Lets check correlation between fairlyactivemiutes taken and calories.
lm(Calories ~ FairlyActiveMinutes, data = combined_sleep_day_data)
##
## Call:
## lm(formula = Calories ~ FairlyActiveMinutes, data = combined_sleep_day_data)
##
## Coefficients:
## (Intercept) FairlyActiveMinutes
## 2211.85 6.76
ggplot(data = combined_sleep_day_data, aes(x=FairlyActiveMinutes, y=Calories)) + geom_point() + stat_smooth(method = lm)

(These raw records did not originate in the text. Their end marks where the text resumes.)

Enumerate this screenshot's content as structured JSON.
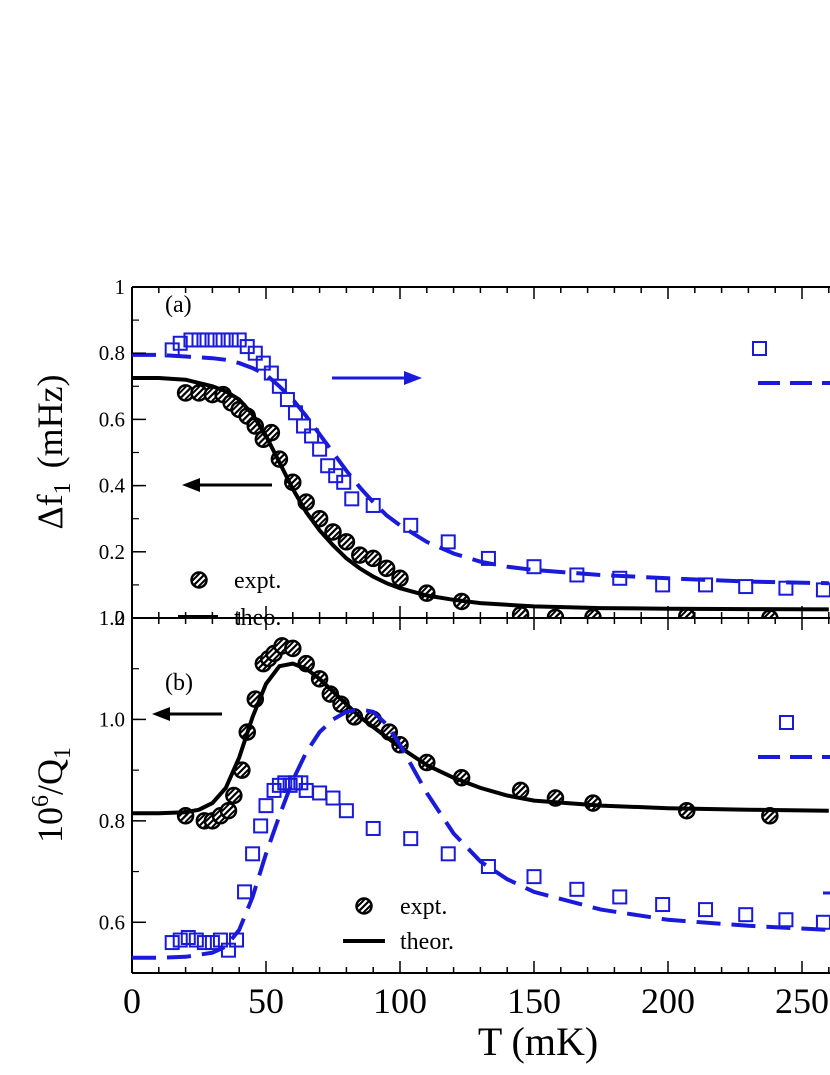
{
  "chart_data": [
    {
      "panel": "a",
      "type": "scatter",
      "panel_label": "(a)",
      "ylabel_main": "Δf",
      "ylabel_sub": "1",
      "ylabel_unit": "(mHz)",
      "xlim": [
        0,
        260
      ],
      "ylim": [
        0,
        1
      ],
      "yticks": [
        "0",
        "0.2",
        "0.4",
        "0.6",
        "0.8",
        "1"
      ],
      "series": [
        {
          "name": "expt.",
          "color": "#000000",
          "marker": "hatched-circle",
          "x": [
            20,
            25,
            30,
            34,
            37,
            40,
            43,
            46,
            49,
            52,
            55,
            60,
            65,
            70,
            75,
            80,
            85,
            90,
            95,
            100,
            110,
            123,
            145,
            158,
            172,
            207,
            238
          ],
          "y": [
            0.68,
            0.68,
            0.675,
            0.675,
            0.65,
            0.63,
            0.61,
            0.58,
            0.54,
            0.56,
            0.48,
            0.41,
            0.35,
            0.3,
            0.26,
            0.23,
            0.19,
            0.18,
            0.15,
            0.12,
            0.075,
            0.05,
            0.01,
            0.002,
            0.002,
            0.005,
            0.0
          ]
        },
        {
          "name": "theo.",
          "color": "#000000",
          "style": "solid",
          "x": [
            0,
            10,
            20,
            30,
            35,
            40,
            45,
            50,
            55,
            60,
            65,
            70,
            75,
            80,
            85,
            90,
            95,
            100,
            110,
            120,
            130,
            140,
            150,
            175,
            200,
            230,
            260
          ],
          "y": [
            0.725,
            0.725,
            0.72,
            0.7,
            0.685,
            0.66,
            0.615,
            0.55,
            0.47,
            0.39,
            0.32,
            0.265,
            0.22,
            0.18,
            0.15,
            0.125,
            0.105,
            0.09,
            0.068,
            0.055,
            0.045,
            0.04,
            0.035,
            0.03,
            0.028,
            0.027,
            0.026
          ]
        },
        {
          "color": "#1a1adb",
          "marker": "open-square",
          "x": [
            15,
            18,
            22,
            25,
            28,
            31,
            34,
            37,
            40,
            43,
            46,
            49,
            52,
            55,
            58,
            61,
            64,
            67,
            70,
            73,
            76,
            79,
            82,
            90,
            104,
            118,
            133,
            150,
            166,
            182,
            198,
            214,
            229,
            244,
            258
          ],
          "y": [
            0.81,
            0.83,
            0.84,
            0.84,
            0.84,
            0.84,
            0.84,
            0.84,
            0.84,
            0.82,
            0.8,
            0.77,
            0.74,
            0.7,
            0.66,
            0.62,
            0.58,
            0.55,
            0.51,
            0.46,
            0.43,
            0.41,
            0.36,
            0.34,
            0.28,
            0.23,
            0.18,
            0.155,
            0.13,
            0.12,
            0.1,
            0.1,
            0.095,
            0.09,
            0.085
          ]
        },
        {
          "color": "#1a1adb",
          "style": "dashed",
          "x": [
            0,
            10,
            20,
            30,
            35,
            40,
            45,
            50,
            55,
            60,
            65,
            70,
            75,
            80,
            85,
            90,
            95,
            100,
            110,
            120,
            130,
            140,
            150,
            175,
            200,
            230,
            260
          ],
          "y": [
            0.795,
            0.795,
            0.79,
            0.785,
            0.78,
            0.77,
            0.755,
            0.735,
            0.7,
            0.66,
            0.61,
            0.555,
            0.5,
            0.445,
            0.395,
            0.35,
            0.31,
            0.28,
            0.23,
            0.195,
            0.17,
            0.155,
            0.145,
            0.13,
            0.12,
            0.11,
            0.105
          ]
        }
      ]
    },
    {
      "panel": "b",
      "type": "scatter",
      "panel_label": "(b)",
      "ylabel_main": "10",
      "ylabel_sup": "6",
      "ylabel_rest": "/Q",
      "ylabel_sub": "1",
      "xlabel": "T (mK)",
      "xlim": [
        0,
        260
      ],
      "ylim": [
        0.5,
        1.2
      ],
      "yticks": [
        "0.6",
        "0.8",
        "1.0",
        "1.2"
      ],
      "xticks": [
        "0",
        "50",
        "100",
        "150",
        "200",
        "250"
      ],
      "series": [
        {
          "name": "expt.",
          "color": "#000000",
          "marker": "hatched-circle",
          "x": [
            20,
            27,
            30,
            33,
            36,
            38,
            41,
            43,
            46,
            49,
            51,
            53,
            56,
            60,
            65,
            70,
            74,
            78,
            83,
            90,
            96,
            100,
            110,
            123,
            145,
            158,
            172,
            207,
            238
          ],
          "y": [
            0.81,
            0.8,
            0.8,
            0.81,
            0.82,
            0.85,
            0.9,
            0.975,
            1.04,
            1.11,
            1.12,
            1.13,
            1.145,
            1.14,
            1.11,
            1.08,
            1.05,
            1.03,
            1.005,
            1.0,
            0.975,
            0.95,
            0.915,
            0.885,
            0.86,
            0.845,
            0.835,
            0.82,
            0.81
          ]
        },
        {
          "name": "theor.",
          "color": "#000000",
          "style": "solid",
          "x": [
            0,
            10,
            20,
            25,
            30,
            35,
            40,
            45,
            50,
            55,
            60,
            65,
            70,
            75,
            80,
            85,
            90,
            95,
            100,
            110,
            120,
            130,
            140,
            150,
            175,
            200,
            230,
            260
          ],
          "y": [
            0.815,
            0.815,
            0.817,
            0.822,
            0.835,
            0.865,
            0.925,
            1.005,
            1.07,
            1.105,
            1.11,
            1.1,
            1.08,
            1.055,
            1.03,
            1.005,
            0.985,
            0.965,
            0.945,
            0.91,
            0.885,
            0.865,
            0.85,
            0.84,
            0.83,
            0.825,
            0.822,
            0.82
          ]
        },
        {
          "color": "#1a1adb",
          "marker": "open-square",
          "x": [
            15,
            18,
            21,
            24,
            27,
            30,
            33,
            36,
            39,
            42,
            45,
            48,
            50,
            53,
            55,
            57,
            59,
            61,
            63,
            65,
            70,
            75,
            80,
            90,
            104,
            118,
            133,
            150,
            166,
            182,
            198,
            214,
            229,
            244,
            258
          ],
          "y": [
            0.56,
            0.565,
            0.57,
            0.565,
            0.56,
            0.56,
            0.565,
            0.545,
            0.565,
            0.66,
            0.735,
            0.79,
            0.83,
            0.86,
            0.87,
            0.875,
            0.87,
            0.875,
            0.875,
            0.86,
            0.855,
            0.845,
            0.82,
            0.785,
            0.765,
            0.735,
            0.71,
            0.69,
            0.665,
            0.65,
            0.635,
            0.625,
            0.615,
            0.605,
            0.6
          ]
        },
        {
          "color": "#1a1adb",
          "style": "dashed",
          "x": [
            0,
            10,
            20,
            30,
            35,
            40,
            45,
            50,
            55,
            60,
            65,
            70,
            75,
            80,
            85,
            90,
            95,
            100,
            110,
            120,
            130,
            140,
            150,
            175,
            200,
            230,
            260
          ],
          "y": [
            0.53,
            0.53,
            0.532,
            0.54,
            0.552,
            0.585,
            0.65,
            0.735,
            0.81,
            0.88,
            0.935,
            0.975,
            1.0,
            1.015,
            1.02,
            1.015,
            0.99,
            0.95,
            0.855,
            0.775,
            0.72,
            0.685,
            0.66,
            0.625,
            0.605,
            0.593,
            0.585
          ]
        }
      ]
    }
  ]
}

## `geom_smooth()` using formula 'y ~ x'
We can see there is a Moderate relationship for fairly active minutes.
I prepossessed, explored, analysed and visualized the fitbit users dataset quite deeply, and gave some marketing strategy above.
since in the scenario of the case study provided to me it was written Bellabeat collects hydration data because they had one product related to hydration check, they are better because fitbit did not have hydration data.
We can see that more people log their calories, steps taken, etc, and fewer users log their sleep data, and only a select few are logging their weight.
To market this, I initially thought that simply being active and taking steps would help with people on their journey start to burn calories. While this may be true, but the correlation between the two was small so after seeing the correlation maybe we shouldn’t market it that way.
I would focus on the fact that simply collecting more data from different competitors one could see more trends.
Also the best relationship was in between veryactiveminutes and calories so the people who are very active tend to burn the most calorie this can be a good marketing strategy.